I think I just vomited in my mouth.
Officially a vegan for life,
B
before in french the people eat horse
but that is rare now
You do not say this if you love meat
i eat horse
When I was a child I thought it was good but it is true that it was always the image of the beautiful horse in head
in france the people eat stag, boar ,frog leg lol
it is a matter of culture and taste
i adore the meat but i prefere the beef
kiss
sam de face book
Hey Bri, when I was dating that French guy, I went to visit him in Paris and they served horse at his house for dinner. They told me it was horse in advance but I didn't want to be impolite so I ate it but.....I.DID.NOT.LIKE.IT! Waay too rich in blood and like you said bad after taste. So it was a bad decision to eat that and a bad decision to date that guy, lol!!!
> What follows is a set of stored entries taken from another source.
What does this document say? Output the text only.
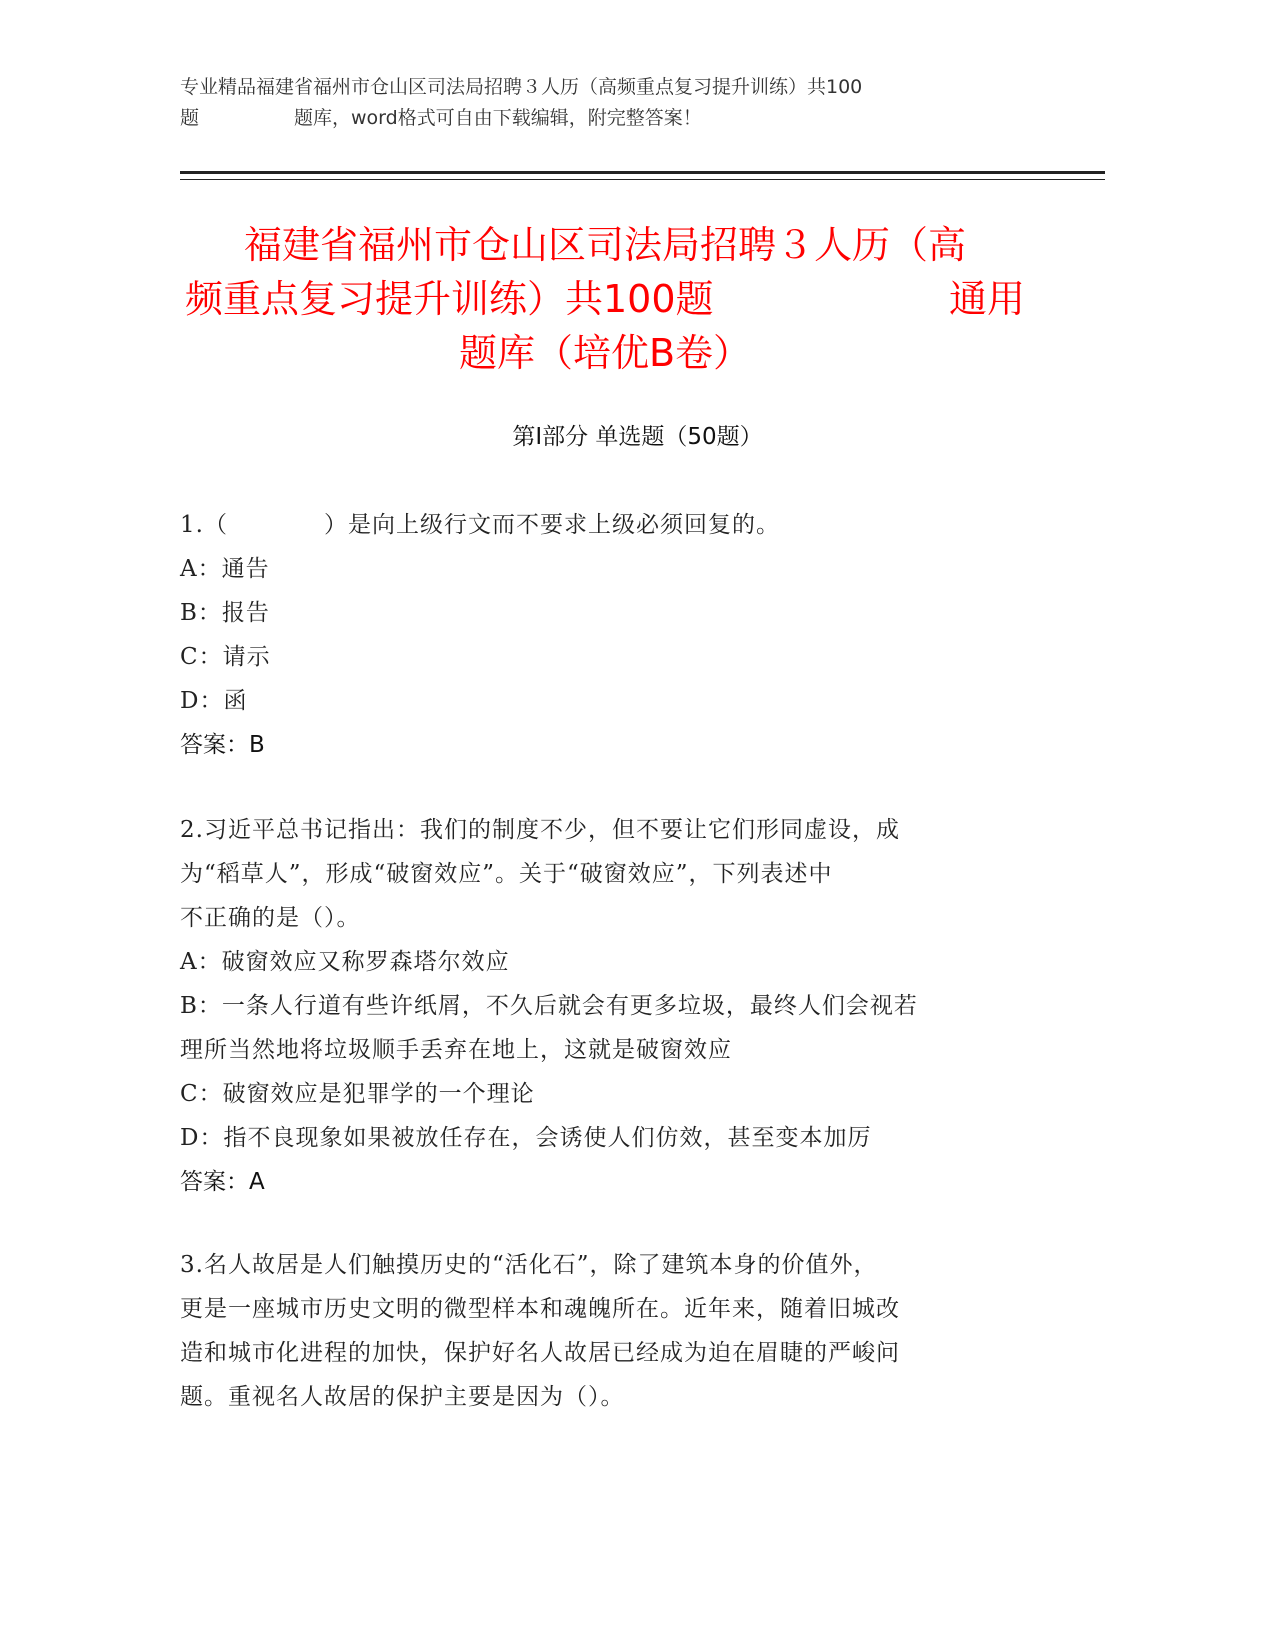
专业精品福建省福州市仓山区司法局招聘３人历（高频重点复习提升训练）共100
题	题库，word格式可自由下载编辑，附完整答案！
福建省福州市仓山区司法局招聘３人历（高
频重点复习提升训练）共100题	通用
题库（培优B卷）
第Ⅰ部分 单选题（50题）
1.（　　　　）是向上级行文而不要求上级必须回复的。
A：通告
B：报告
C：请示
D：函
答案：B
2.习近平总书记指出：我们的制度不少，但不要让它们形同虚设，成
为“稻草人”，形成“破窗效应”。关于“破窗效应”，下列表述中
不正确的是（）。
A：破窗效应又称罗森塔尔效应
B：一条人行道有些许纸屑，不久后就会有更多垃圾，最终人们会视若
理所当然地将垃圾顺手丢弃在地上，这就是破窗效应
C：破窗效应是犯罪学的一个理论
D：指不良现象如果被放任存在，会诱使人们仿效，甚至变本加厉
答案：A
3.名人故居是人们触摸历史的“活化石”，除了建筑本身的价值外，
更是一座城市历史文明的微型样本和魂魄所在。近年来，随着旧城改
造和城市化进程的加快，保护好名人故居已经成为迫在眉睫的严峻问
题。重视名人故居的保护主要是因为（）。
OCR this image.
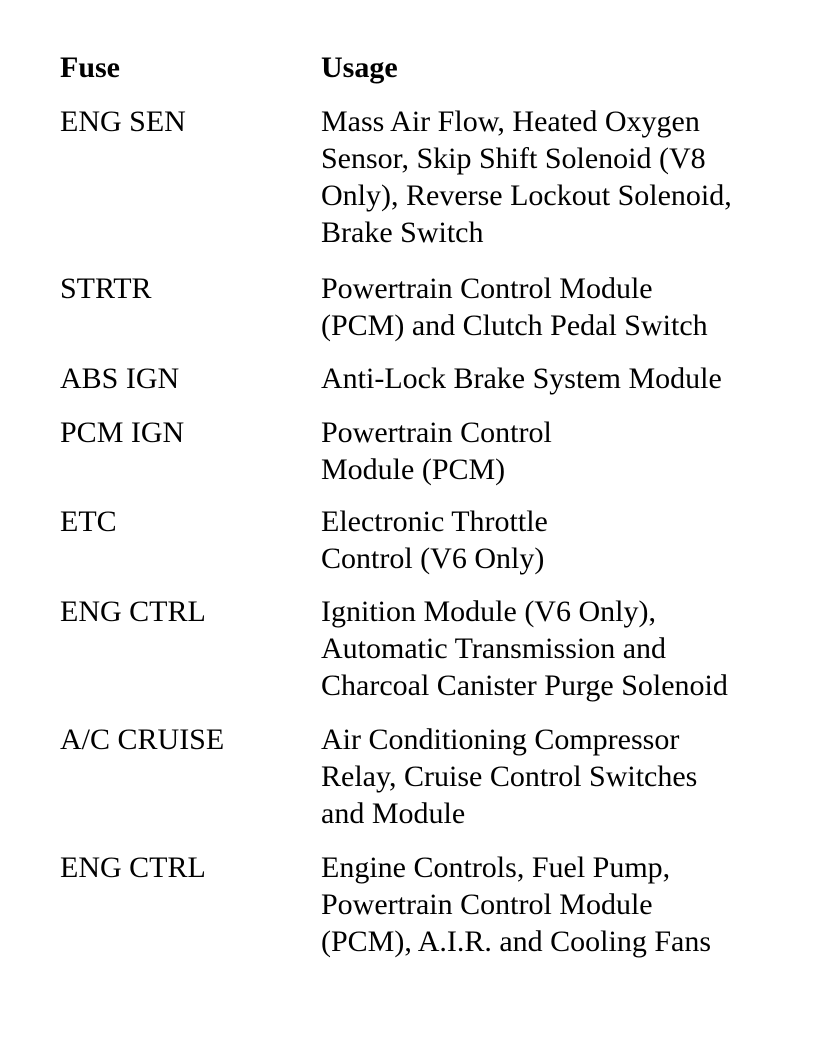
Fuse	Usage
ENG SEN	Mass Air Flow, Heated Oxygen
Sensor, Skip Shift Solenoid (V8
Only), Reverse Lockout Solenoid,
Brake Switch
STRTR	Powertrain Control Module
(PCM) and Clutch Pedal Switch
ABS IGN	Anti-Lock Brake System Module
PCM IGN	Powertrain Control
Module (PCM)
ETC	Electronic Throttle
Control (V6 Only)
ENG CTRL	Ignition Module (V6 Only),
Automatic Transmission and
Charcoal Canister Purge Solenoid
A/C CRUISE	Air Conditioning Compressor
Relay, Cruise Control Switches
and Module
ENG CTRL	Engine Controls, Fuel Pump,
Powertrain Control Module
(PCM), A.I.R. and Cooling Fans
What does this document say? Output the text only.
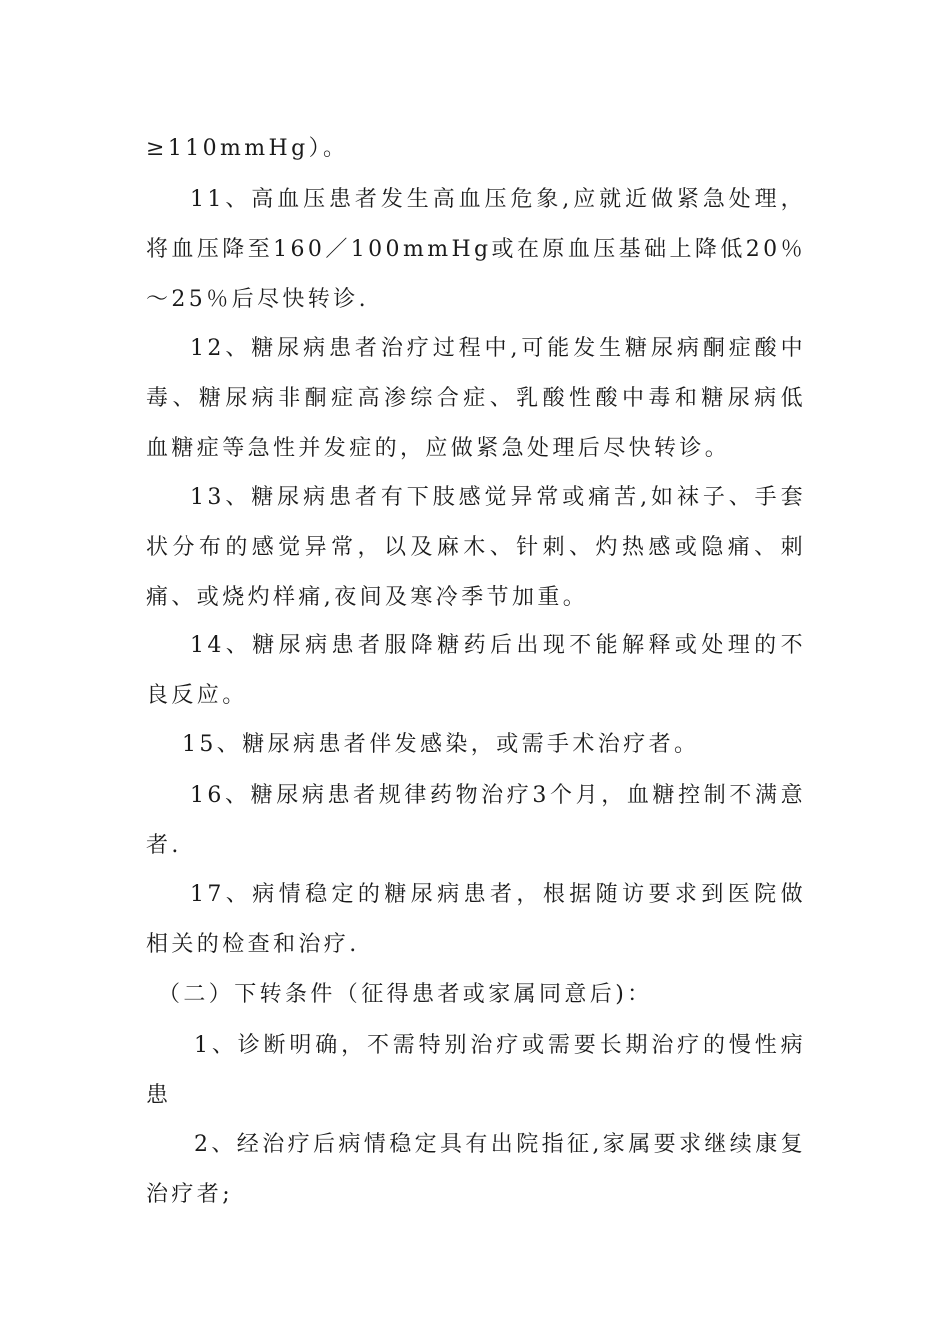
≥110mmHg）。

11、高血压患者发生高血压危象,应就近做紧急处理，将血压降至160／100mmHg或在原血压基础上降低20％～25％后尽快转诊.

12、糖尿病患者治疗过程中,可能发生糖尿病酮症酸中毒、糖尿病非酮症高渗综合症、乳酸性酸中毒和糖尿病低血糖症等急性并发症的，应做紧急处理后尽快转诊。

13、糖尿病患者有下肢感觉异常或痛苦,如袜子、手套状分布的感觉异常，以及麻木、针刺、灼热感或隐痛、刺痛、或烧灼样痛,夜间及寒冷季节加重。

14、糖尿病患者服降糖药后出现不能解释或处理的不良反应。

15、糖尿病患者伴发感染，或需手术治疗者。

16、糖尿病患者规律药物治疗3个月，血糖控制不满意者.

17、病情稳定的糖尿病患者，根据随访要求到医院做相关的检查和治疗.

（二）下转条件（征得患者或家属同意后)：

1、诊断明确，不需特别治疗或需要长期治疗的慢性病患

2、经治疗后病情稳定具有出院指征,家属要求继续康复治疗者;
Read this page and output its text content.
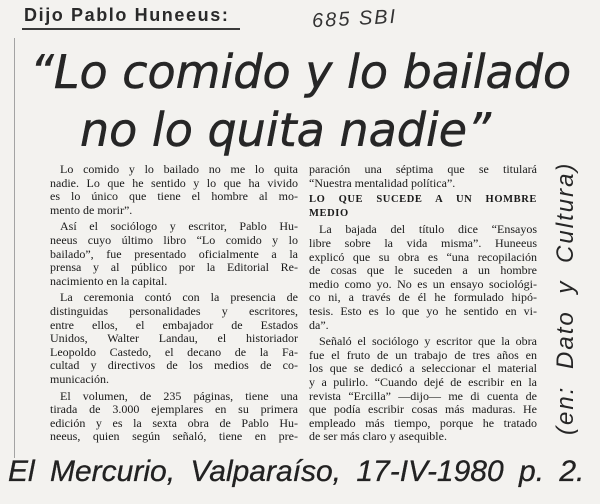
Dijo Pablo Huneeus:	685 SBI
“Lo comido y lo bailado
no lo quita nadie”
Lo comido y lo bailado no me lo quita
nadie. Lo que he sentido y lo que ha vivido
es lo único que tiene el hombre al mo-
mento de morir”.
Así el sociólogo y escritor, Pablo Hu-
neeus cuyo último libro “Lo comido y lo
bailado”, fue presentado oficialmente a la
prensa y al público por la Editorial Re-
nacimiento en la capital.
La ceremonia contó con la presencia de
distinguidas personalidades y escritores,
entre ellos, el embajador de Estados
Unidos, Walter Landau, el historiador
Leopoldo Castedo, el decano de la Fa-
cultad y directivos de los medios de co-
municación.
El volumen, de 235 páginas, tiene una
tirada de 3.000 ejemplares en su primera
edición y es la sexta obra de Pablo Hu-
neeus, quien según señaló, tiene en pre-
paración una séptima que se titulará
“Nuestra mentalidad política”.
LO QUE SUCEDE A UN HOMBRE
MEDIO
La bajada del título dice “Ensayos
libre sobre la vida misma”. Huneeus
explicó que su obra es “una recopilación
de cosas que le suceden a un hombre
medio como yo. No es un ensayo sociológi-
co ni, a través de él he formulado hipó-
tesis. Esto es lo que yo he sentido en vi-
da”.
Señaló el sociólogo y escritor que la obra
fue el fruto de un trabajo de tres años en
los que se dedicó a seleccionar el material
y a pulirlo. “Cuando dejé de escribir en la
revista “Ercilla” —dijo— me di cuenta de
que podía escribir cosas más maduras. He
empleado más tiempo, porque he tratado
de ser más claro y asequible.
(en: Dato y Cultura)
El Mercurio, Valparaíso, 17-IV-1980 p. 2.
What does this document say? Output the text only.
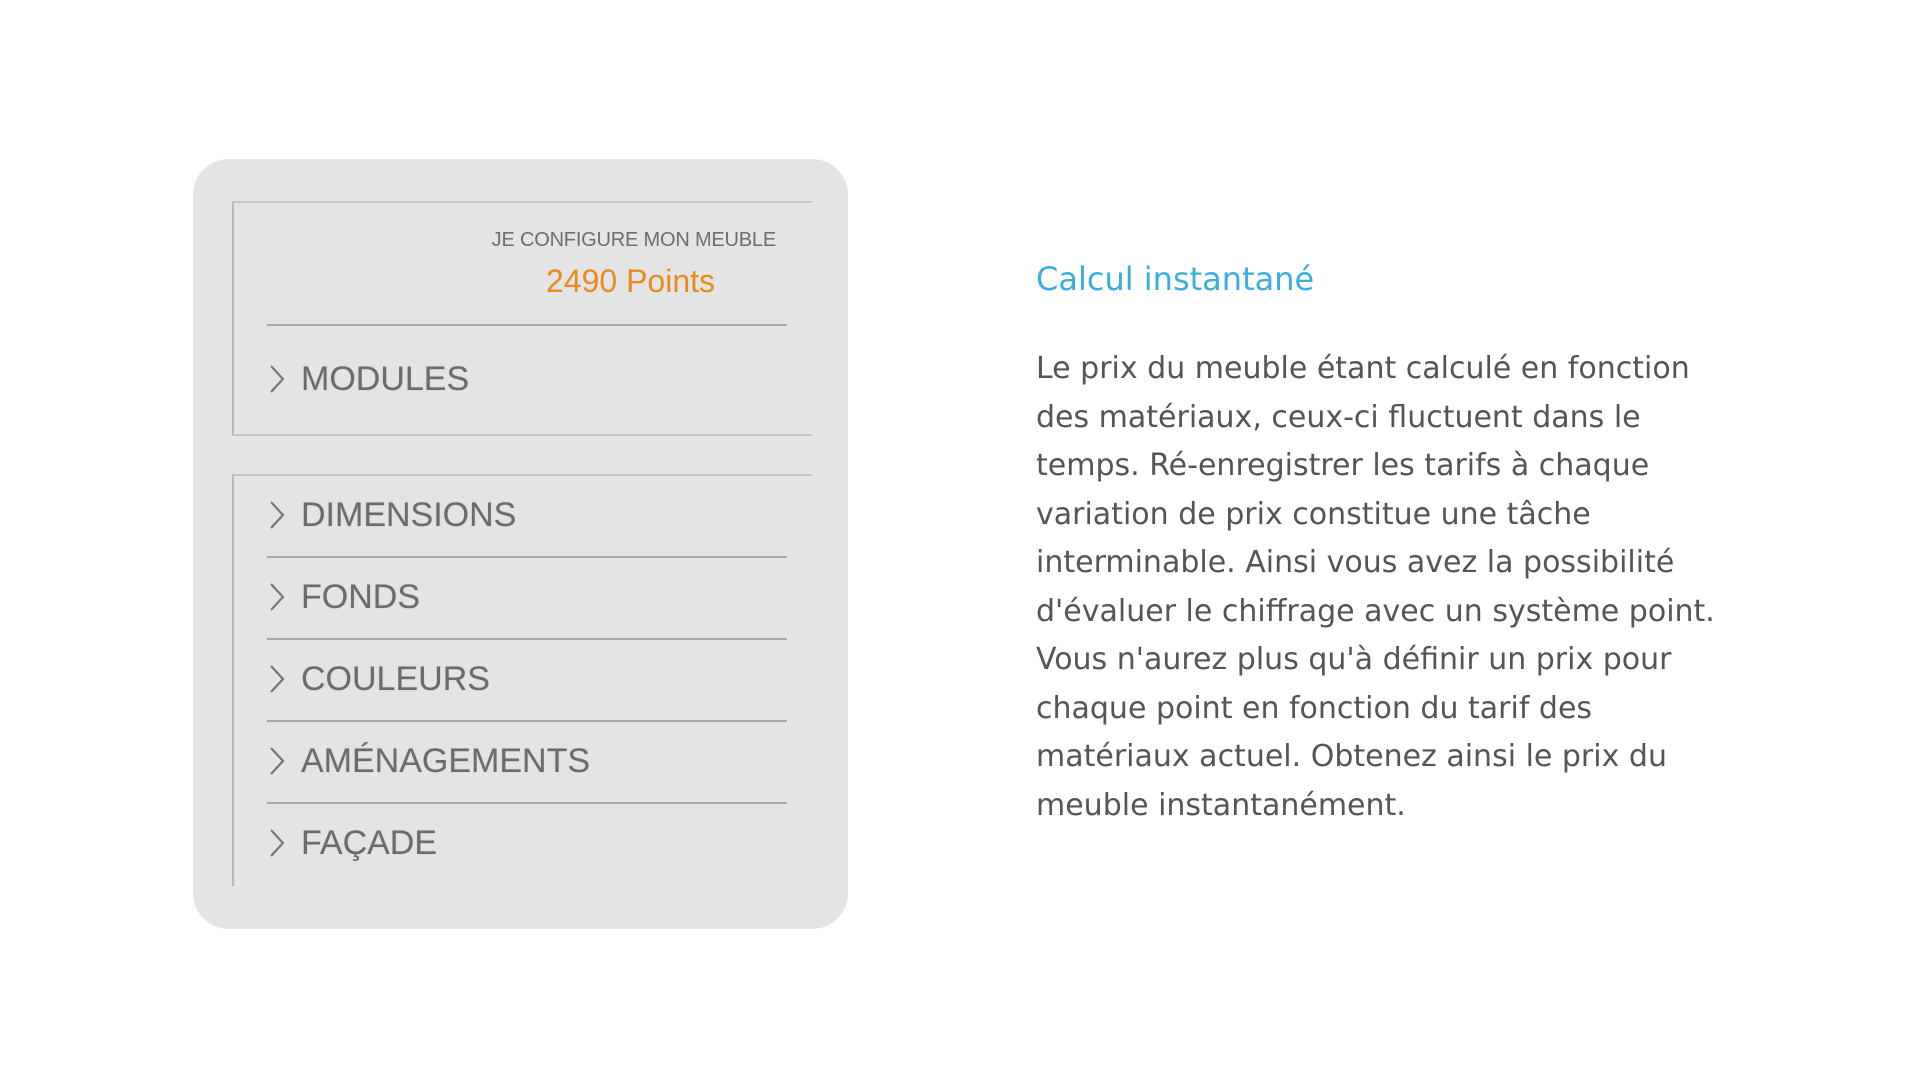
JE CONFIGURE MON MEUBLE
2490 Points
MODULES
DIMENSIONS
FONDS
COULEURS
AMÉNAGEMENTS
FAÇADE
Calcul instantané

Le prix du meuble étant calculé en fonction des matériaux, ceux-ci fluctuent dans le temps. Ré-enregistrer les tarifs à chaque variation de prix constitue une tâche interminable. Ainsi vous avez la possibilité d'évaluer le chiffrage avec un système point. Vous n'aurez plus qu'à définir un prix pour chaque point en fonction du tarif des matériaux actuel. Obtenez ainsi le prix du meuble instantanément.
Tough bite to swallow huh? LOL
awwwwwsome way to go bri--folks gotta "man up" and be survivors--ill use the bathroom almost anywhere and ill eat any kinda meat--however all that strange brain tongue bulls balls tripe fish heads-pancreas--other random organ meat--nope the closest thing to horse meat here in the states is a rare pice of hanger steak--its the diaphram muscle of a bovine--well hope your well--vegetarians suck!--joe p. vegas/dc
lol
I have been to Italy many times (well, several), and they do NOT have good cattle or the know how to prepare a good steak! Each time, I ask, how is the steak, (dumb question), and I get, its the best in the world (da me!)! More like rawhide cut off a very warn saddle is more like it, with no taste, no fat on it at all which gives it, its flavor! Forget the steak in Italy and most meats for that matter!
However, if you get the chance to order Rabbit? Oh my my my my my! How awesome that is! Yummy times infinity! Other than that, stick with the pasta's. You are going to lose weight in Italy, so you need to somehow find some protein with fat in it to keep you performing well. Even a Big Mac is gross in Italy. The meat has to be donkey or something.
I found eating in Italy to be challenging. You eat, but you really don't eat to our American standards. Maybe a good thing.
Take care
JB
I believe one of the reasons why eating horsemeat in the US has never been acceptable has to do with vaccinations like tetanus being produced from the organs of horses. I don't know if this is still the case but apparently the consumption of horsemeat on a regular basis can render those vaccinations ineffective.
Sorry you had such a tough time in Berlin, just glad you didn't injure yourself. Good luck in your next big competition, I'll be rooting for ya. :-)
I love the way you write....Maybe it's part of your next career in a few years after your Gold Medal ..Keep up the great work.Your blog is very well done.